Hornschemeier specializes in studies of x-ray emission from x-ray binary populations, both in the local universe and at cosmologically interesting distances (z > 0.1). This work is carried out using surveys by space-based x-ray, UV and infrared observatories, alongside ground-based telescopes. She is also the Chief Scientist for the Physics of the Cosmos (PCOS) programme, NASA's high energy astrophysics and cosmology programme, and is also heavily involved in future missions as a research scientist at NASA, including co-chairing a science panel for the ESA Athena mission due for launch in 2028.

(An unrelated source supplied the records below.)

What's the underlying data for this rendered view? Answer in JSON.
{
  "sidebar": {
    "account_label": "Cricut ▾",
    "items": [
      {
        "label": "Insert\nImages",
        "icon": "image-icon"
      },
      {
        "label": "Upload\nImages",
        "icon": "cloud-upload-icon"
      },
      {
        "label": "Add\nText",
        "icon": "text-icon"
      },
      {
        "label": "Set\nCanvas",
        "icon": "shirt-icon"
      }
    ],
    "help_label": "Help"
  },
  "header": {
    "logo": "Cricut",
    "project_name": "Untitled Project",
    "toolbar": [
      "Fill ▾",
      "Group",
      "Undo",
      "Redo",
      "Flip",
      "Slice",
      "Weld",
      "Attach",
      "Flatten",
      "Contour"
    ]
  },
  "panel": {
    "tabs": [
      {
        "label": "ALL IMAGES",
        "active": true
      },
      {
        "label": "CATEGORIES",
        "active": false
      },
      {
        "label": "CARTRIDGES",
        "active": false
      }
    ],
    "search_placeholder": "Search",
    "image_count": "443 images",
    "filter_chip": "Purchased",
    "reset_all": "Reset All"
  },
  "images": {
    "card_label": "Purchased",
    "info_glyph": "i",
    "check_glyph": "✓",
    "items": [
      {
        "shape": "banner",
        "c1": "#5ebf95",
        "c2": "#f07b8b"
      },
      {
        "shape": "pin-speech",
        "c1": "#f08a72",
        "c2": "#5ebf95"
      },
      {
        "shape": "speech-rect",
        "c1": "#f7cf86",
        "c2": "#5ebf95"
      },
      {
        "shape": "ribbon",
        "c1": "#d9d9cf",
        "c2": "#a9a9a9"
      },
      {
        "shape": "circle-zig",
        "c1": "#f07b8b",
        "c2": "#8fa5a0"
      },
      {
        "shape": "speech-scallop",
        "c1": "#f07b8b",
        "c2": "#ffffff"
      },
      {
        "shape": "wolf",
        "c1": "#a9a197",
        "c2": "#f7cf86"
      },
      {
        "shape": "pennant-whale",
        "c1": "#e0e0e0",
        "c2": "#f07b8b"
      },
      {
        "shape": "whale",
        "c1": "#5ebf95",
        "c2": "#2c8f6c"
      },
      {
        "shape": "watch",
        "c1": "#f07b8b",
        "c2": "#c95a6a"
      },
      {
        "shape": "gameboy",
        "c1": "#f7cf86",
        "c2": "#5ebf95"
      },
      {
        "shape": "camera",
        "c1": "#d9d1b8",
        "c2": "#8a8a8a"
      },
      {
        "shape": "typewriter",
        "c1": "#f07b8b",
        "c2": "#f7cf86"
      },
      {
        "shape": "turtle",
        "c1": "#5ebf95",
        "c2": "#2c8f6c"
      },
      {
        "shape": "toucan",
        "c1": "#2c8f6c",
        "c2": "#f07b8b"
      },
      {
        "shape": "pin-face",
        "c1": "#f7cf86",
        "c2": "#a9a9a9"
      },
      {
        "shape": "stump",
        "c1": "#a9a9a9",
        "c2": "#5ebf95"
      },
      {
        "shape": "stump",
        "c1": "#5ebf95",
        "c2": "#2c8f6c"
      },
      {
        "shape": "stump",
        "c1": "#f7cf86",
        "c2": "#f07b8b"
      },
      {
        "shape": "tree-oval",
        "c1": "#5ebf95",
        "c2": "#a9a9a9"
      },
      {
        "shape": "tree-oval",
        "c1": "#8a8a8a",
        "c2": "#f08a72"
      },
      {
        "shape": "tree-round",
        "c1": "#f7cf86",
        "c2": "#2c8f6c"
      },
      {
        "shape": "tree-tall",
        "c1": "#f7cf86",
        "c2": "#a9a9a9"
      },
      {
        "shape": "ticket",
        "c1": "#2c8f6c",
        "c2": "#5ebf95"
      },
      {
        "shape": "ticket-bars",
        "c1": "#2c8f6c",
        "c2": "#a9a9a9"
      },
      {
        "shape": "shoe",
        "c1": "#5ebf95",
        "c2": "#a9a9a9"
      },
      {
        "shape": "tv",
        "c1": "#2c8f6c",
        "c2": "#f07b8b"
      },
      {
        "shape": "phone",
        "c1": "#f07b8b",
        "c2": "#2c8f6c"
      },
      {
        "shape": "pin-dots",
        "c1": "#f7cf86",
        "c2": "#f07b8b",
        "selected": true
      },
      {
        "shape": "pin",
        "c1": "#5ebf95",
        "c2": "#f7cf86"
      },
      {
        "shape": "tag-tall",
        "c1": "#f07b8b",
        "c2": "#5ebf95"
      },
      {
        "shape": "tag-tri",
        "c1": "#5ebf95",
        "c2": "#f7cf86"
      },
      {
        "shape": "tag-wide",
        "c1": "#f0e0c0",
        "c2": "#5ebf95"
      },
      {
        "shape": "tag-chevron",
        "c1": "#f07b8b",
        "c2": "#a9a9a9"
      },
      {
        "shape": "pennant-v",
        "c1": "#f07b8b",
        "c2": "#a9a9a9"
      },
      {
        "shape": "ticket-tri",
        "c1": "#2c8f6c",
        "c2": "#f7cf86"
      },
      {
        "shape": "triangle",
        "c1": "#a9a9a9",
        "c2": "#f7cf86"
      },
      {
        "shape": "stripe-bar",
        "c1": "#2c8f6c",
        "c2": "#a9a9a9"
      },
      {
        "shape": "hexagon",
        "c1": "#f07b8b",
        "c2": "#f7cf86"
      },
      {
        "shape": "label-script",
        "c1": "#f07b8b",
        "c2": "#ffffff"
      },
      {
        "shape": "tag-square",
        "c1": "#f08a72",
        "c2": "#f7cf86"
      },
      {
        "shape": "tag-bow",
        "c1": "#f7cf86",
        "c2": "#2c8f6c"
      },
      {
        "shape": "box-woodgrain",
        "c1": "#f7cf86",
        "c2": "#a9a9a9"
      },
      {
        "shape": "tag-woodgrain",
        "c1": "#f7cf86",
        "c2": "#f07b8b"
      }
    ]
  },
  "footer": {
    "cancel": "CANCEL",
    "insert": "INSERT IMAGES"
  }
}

Hornschemeier is heavily involved in future missions, serving as the NASA Deputy Study Scientist for the Laser Interferometer Space Antenna (LISA) mission, a space-based gravitational wave mission led by the European Space Agency. She works with the Study Scientist and NASA HQ on NASA's scientific and technical contributions to LISA.

== Education ==
Hornschemeier gained a Ph.D. in Astronomy and Astrophysics in 2002 from Pennsylvania State University; she has a Master of Science in astronomy in Astrophysics also from Pennsylvania State University. She graduated from her Bachelor of Science in physics and mathematics magna cum laude, from Drake University (Des Moines, Iowa).

== Awards and honors ==
In 2007, she won the American Astronomical Society's Annie Jump Cannon Award, which recognizes women for their outstanding research in astronomy, for her X-ray investigations of distant galaxies. NASA awarded her the Early Career Achievement Medal in 2012, recognising outstanding early career achievement in science, leadership and service. In 2016, she was elected Fellow of the American Physical Society.

== Family ==
Hornschemeier's brother is the artist, author, and director Paul Hornschemeier.